Two weeks before her wildlife rehabilitation license was set to be renewed, she received a letter from the Kansas Department of Wildlife, Parks and Tourism, detailing a new, but never publicly discussed, policy that prohibits the licensing of rehabilitators whose facilities are in a city.
The form letter thanked her for her interest in wildlife rehabilitation.
That was a slap-in-the-face for Newell.
As a volunteer, she receives nothing for rehabilitating wildlife, even paying for supplies out of her own pocket, save for what few donations she receives.
Newell, one of only three rehabiliators in northwest Kansas, lives in the heart of Hill City. Yet she isn't aware of any complaints about her wildlife efforts from neighbors.
The decision not to license city-bound rehabilitators was made after an internal review within the state's wildlife agency. The issue was raised internally as well, according to KDWP&T wildlife section chief Mike Mitchener.
At Thursday's Kansas Wildlife and Parks Commission meeting, Mitchener detailed the agency's action.
He found the commission receptive to the move, even though public comment varied -- notably on the conditions surrounding a rehabber in Salina.
"I think I'm getting a picture here," said commission chairman Gerald Lauber, Topeka. "I too have been punished in advance of this meeting by emails, none of which were from Kansas. While I understand both sides of the argument, it's frankly my opinion, I'm going to support he decision you guys have already made."
Lauber said he doesn't "appreciate the email harassment."
Newell didn't appreciate the way KDWP&T handled the change.
"I told them it was unethical and unprofessional and you can't transition in two weeks," she said of talking to Mitchener.
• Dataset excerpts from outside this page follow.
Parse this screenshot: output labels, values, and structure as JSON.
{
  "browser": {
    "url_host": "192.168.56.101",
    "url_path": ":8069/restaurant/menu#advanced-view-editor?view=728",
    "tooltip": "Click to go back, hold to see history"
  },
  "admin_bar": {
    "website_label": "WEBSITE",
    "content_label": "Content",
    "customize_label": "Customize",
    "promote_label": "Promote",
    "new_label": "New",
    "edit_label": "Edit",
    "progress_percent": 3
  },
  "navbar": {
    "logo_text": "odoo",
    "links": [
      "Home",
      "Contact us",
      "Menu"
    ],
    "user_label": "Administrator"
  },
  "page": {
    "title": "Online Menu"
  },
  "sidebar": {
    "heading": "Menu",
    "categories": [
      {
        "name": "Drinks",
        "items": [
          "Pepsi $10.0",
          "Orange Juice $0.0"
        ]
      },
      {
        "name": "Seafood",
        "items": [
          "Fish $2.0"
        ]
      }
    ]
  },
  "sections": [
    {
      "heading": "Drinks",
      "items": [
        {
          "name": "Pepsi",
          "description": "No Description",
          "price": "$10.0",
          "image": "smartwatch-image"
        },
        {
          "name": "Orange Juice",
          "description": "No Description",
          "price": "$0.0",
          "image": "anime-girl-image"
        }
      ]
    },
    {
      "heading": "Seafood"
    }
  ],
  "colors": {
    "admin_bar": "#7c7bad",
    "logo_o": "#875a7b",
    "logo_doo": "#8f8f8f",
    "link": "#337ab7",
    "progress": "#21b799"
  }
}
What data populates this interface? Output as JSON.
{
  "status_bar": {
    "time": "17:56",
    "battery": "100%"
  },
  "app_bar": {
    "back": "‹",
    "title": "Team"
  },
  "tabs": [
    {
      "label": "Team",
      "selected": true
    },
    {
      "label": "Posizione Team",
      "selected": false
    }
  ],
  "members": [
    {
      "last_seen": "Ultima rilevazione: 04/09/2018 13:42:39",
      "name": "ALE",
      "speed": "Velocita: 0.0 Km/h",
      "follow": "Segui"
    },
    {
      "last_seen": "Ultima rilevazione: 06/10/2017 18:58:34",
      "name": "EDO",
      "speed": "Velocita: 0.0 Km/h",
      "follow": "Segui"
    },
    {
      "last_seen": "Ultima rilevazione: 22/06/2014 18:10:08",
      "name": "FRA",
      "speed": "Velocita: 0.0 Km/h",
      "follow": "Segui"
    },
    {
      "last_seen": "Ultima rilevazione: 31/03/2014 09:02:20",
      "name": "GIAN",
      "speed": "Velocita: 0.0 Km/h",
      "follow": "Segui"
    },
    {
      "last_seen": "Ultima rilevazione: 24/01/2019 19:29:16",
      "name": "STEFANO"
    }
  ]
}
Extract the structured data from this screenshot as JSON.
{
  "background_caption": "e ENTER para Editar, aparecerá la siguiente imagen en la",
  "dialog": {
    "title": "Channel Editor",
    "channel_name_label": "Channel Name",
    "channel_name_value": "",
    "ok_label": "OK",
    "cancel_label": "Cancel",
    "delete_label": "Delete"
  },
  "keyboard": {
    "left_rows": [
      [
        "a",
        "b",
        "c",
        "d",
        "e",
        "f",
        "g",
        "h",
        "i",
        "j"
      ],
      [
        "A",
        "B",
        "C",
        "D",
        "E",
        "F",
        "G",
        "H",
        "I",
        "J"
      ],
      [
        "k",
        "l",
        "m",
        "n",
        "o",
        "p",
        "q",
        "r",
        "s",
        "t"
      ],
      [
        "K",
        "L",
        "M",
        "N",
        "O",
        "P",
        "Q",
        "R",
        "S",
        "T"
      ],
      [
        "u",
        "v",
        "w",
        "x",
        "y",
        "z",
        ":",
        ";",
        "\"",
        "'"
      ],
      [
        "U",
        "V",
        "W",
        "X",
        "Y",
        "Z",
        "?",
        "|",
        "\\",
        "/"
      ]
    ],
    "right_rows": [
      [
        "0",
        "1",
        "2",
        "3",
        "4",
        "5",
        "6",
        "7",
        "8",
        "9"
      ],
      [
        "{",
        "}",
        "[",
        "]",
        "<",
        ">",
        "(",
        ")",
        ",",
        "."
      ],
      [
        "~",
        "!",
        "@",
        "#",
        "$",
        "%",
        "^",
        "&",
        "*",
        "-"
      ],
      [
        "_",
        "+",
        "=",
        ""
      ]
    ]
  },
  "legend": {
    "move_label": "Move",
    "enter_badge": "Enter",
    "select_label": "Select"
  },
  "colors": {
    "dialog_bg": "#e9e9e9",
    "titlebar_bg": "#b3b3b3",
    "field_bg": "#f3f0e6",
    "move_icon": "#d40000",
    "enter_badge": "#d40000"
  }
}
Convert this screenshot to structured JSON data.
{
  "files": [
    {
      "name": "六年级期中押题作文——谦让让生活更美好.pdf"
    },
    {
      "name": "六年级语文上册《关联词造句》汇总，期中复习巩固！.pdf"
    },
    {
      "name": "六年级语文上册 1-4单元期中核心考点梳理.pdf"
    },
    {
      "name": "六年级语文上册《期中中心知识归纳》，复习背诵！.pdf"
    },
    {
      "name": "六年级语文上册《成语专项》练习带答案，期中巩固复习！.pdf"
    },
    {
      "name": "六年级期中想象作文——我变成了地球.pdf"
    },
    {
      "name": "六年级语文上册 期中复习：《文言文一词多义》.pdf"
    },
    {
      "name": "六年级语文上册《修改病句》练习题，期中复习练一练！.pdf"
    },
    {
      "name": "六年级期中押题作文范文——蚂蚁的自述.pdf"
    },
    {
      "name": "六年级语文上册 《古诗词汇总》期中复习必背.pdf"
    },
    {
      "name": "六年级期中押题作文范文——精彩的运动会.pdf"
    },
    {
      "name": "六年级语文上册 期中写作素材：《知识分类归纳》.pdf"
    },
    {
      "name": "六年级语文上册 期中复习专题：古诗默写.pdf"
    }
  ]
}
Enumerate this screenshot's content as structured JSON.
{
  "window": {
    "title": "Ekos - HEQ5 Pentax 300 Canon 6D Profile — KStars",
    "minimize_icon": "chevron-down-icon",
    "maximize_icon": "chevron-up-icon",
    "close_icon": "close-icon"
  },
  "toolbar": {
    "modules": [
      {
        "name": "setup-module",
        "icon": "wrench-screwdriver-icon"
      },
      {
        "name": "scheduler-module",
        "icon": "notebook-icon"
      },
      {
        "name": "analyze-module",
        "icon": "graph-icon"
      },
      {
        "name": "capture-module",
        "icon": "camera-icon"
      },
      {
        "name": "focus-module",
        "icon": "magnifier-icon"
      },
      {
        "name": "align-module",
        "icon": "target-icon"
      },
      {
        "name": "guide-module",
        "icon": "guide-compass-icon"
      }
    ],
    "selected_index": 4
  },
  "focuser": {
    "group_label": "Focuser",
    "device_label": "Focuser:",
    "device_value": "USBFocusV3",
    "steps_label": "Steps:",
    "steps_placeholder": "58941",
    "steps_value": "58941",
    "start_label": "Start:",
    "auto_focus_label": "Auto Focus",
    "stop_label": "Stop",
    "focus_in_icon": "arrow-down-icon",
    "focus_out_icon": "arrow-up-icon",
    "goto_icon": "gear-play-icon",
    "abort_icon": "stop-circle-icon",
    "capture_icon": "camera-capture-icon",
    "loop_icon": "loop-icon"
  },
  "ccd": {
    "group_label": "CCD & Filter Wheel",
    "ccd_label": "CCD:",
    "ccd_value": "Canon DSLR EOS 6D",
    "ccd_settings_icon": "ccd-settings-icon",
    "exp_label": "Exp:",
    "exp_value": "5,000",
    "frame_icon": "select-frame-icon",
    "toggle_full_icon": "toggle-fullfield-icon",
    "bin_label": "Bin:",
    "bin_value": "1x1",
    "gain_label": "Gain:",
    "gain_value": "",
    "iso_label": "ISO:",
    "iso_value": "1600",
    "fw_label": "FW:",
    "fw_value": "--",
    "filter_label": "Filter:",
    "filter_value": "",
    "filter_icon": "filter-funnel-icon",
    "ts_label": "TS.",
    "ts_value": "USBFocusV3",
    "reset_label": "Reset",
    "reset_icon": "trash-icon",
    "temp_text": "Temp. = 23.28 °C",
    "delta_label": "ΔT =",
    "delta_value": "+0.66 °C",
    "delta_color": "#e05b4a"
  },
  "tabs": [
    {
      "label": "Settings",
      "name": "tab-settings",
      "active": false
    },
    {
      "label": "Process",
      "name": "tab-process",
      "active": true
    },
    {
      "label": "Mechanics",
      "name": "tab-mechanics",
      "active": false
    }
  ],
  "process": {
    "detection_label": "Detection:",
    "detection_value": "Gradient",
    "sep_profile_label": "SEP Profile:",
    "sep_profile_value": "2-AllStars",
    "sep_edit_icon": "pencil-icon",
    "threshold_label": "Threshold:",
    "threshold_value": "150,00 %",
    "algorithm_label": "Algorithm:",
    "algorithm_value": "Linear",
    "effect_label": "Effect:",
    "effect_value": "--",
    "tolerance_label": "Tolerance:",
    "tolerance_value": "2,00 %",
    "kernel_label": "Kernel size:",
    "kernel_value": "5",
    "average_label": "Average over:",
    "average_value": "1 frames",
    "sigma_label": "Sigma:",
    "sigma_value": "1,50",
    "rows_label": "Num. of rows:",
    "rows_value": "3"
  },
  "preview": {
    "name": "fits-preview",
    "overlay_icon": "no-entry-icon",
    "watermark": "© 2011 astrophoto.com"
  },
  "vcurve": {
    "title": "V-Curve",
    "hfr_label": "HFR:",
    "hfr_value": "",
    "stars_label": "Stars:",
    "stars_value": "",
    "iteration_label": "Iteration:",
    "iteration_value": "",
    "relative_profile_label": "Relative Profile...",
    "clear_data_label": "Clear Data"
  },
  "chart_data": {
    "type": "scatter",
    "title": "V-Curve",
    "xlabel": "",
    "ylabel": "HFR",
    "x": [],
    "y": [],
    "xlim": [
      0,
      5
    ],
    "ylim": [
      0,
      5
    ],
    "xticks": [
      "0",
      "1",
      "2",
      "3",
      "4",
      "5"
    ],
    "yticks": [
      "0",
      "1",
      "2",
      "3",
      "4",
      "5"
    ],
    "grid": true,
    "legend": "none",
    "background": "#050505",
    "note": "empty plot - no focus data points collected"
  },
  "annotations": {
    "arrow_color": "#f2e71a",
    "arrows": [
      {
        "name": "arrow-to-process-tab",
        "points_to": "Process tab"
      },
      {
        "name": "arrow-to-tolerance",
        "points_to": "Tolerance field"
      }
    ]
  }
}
Newell said she should have been allowed more time to either move her pens to a location outside the city or use up the supplies she has on hand.
It's the outside pens that are cause for concern, according to Mitchener, and the change won't affect any in-home care that rehabilitors provide animals.
A special education teacher by day, Newell isn't sure what to do about her pens. She keeps a horse just outside town, but worries about animals that need more frequent care.
And there's the cost.
The pens she has now were built by Westar Energy, even though Hill City is outside its service area. She just recently received an apartment size refrigerator from them.
How much it would cost to move the pens is uncertain, but there also would be additional cost to drive to the pens each day, if not several times a day.
She's also concerned about what will happen with animals in the future.
"You know what this means?" she said, "people will still be at my door. Who's going to do all this stuff?"
With just 17 licensed rehabilitators in the state -- as many as four of them facing the loss of their license -- the burden might be overwhelming.
Initially, Newell had expected some of that might fall to Jessica Braun, a Hays veterinarian and licensed rehabilitator. Braun, however, won't be doing wildlife rehabilitation now that a non-profit group has passed on purchasing a the wildlife refuge she founded.
Braun is confident people simply won't let the animals just die.
"People are nuts for baby animals," she said. "They are not going to let them die."
"This has been a passion," Newell said. "I get up in the middle of the night in to fee babies in the summertime.
"Very few people know what all she does," said Doug Kysar, a Palco resident who has brought animals -- including a snowy owl -- to Newell. "Not only with wildlife but kittens and puppies."
Newell plans to approach the Hill City Council to see if she can get an exemption and keep her pens. Moving them won't work, she said.
"Things are still going to be at my doorstep," she said. "Then what am I going to do? I don't get paid for it now, but I'd be doing it without a license."